Battle of Viljandi
| Date | 1211 |
| Location | Viljandi, Estonia58°21′34″N 25°35′46″E﻿ / ﻿58.35944°N 25.59611°E |
| Result | Livonian victory |

Belligerents
- Brothers of the Sword Livs Latgalians: Estonians

Commanders and leaders
- Engelbert von Thiesenhusen Berthold of Wenden Arnold † Caupo of Turaida Rūsiņš: Lembitu of Lehola Meeme

Strength
- Unknown: Unknown

Casualties and losses
- Medium casualties: Heavy casualties

= Battle of Viljandi =

1211 military conflict in Estonia during Livonian Crusade

The Battle of Viljandi was a battle during the Livonian Crusade in 1211 in Viljandi, Estonia. The battle ended with no decisive victory for the invaders as they were unable to take the stronghold. They did however, manage to baptise the people inside the stronghold.

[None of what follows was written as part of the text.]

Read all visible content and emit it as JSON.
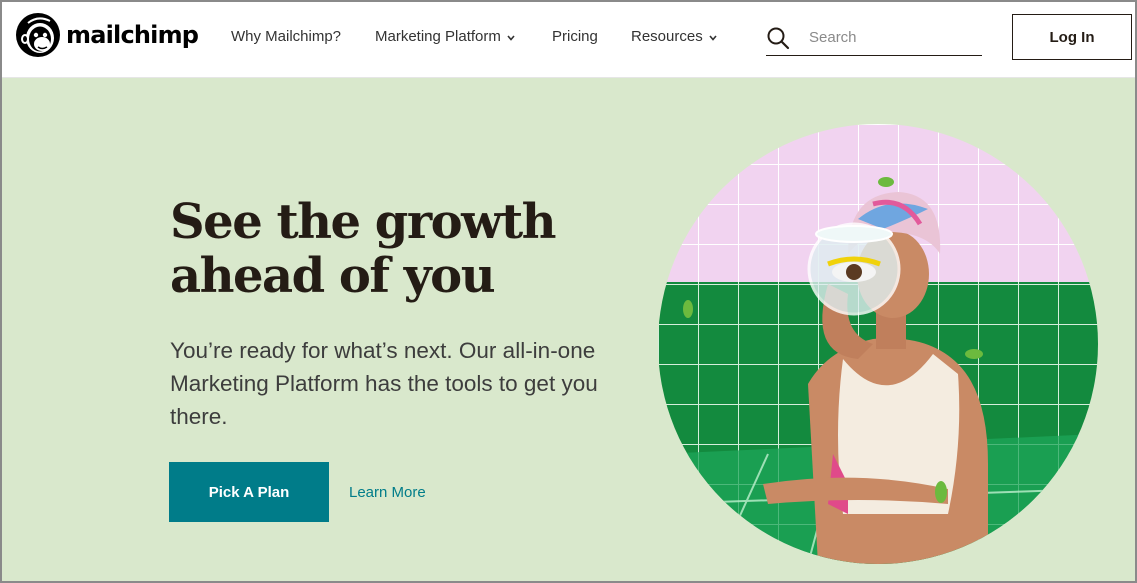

In spring 1211, a larger objective for the Livonian Brothers of the Sword was to take the stronghold of Viljandi. They plundered the neighbourhood, robbed their food supplies, and killed and kidnapped the villagers who were staying in the villages nearby. Some of the prisoners were brought in front of the stronghold where they were killed to frighten the defenders, before being cast off into the moat.

In the first collision in front of the stronghold gate, the defenders managed to fend off with heavy casualties the attackers and equip themselves with the enemy's equipment. The besiegers built a turret, the moat was filled with wood and the turret was rolled onto it. From there they threw spears and crossbowmen fired upon the defenders. The Estonians also tried to light the turret. It was here the Germans first used a bricole on Estonian soil. With the bricole they threw rocks into the stronghold day and night, inflicting relatively serious damage. Soon the invaders managed to break one of the fortifications, but behind it there was another. Also, the Estonians were able to put out the fires lit on parts of the stronghold.

Unable to take the stronghold in five days, the invaders started negotiating on the sixth day. Because there was a lack of water, many wounded and killed in the stronghold, the elders were willing to make peace with the besiegers. They allowed only the priests inside the stronghold, who were said to have sprinkled holy water on the stronghold, houses, men, and women. Massive baptism didn't occur, it was deferred because of "very enormous bloodspilling". Having sons of elders and noblemen as hostages, the German army retreated.

A second battle would occur at the same site several years later on 29 January, 1223. There, the Estonians were victorious over the Livonian Brothers of the Sword.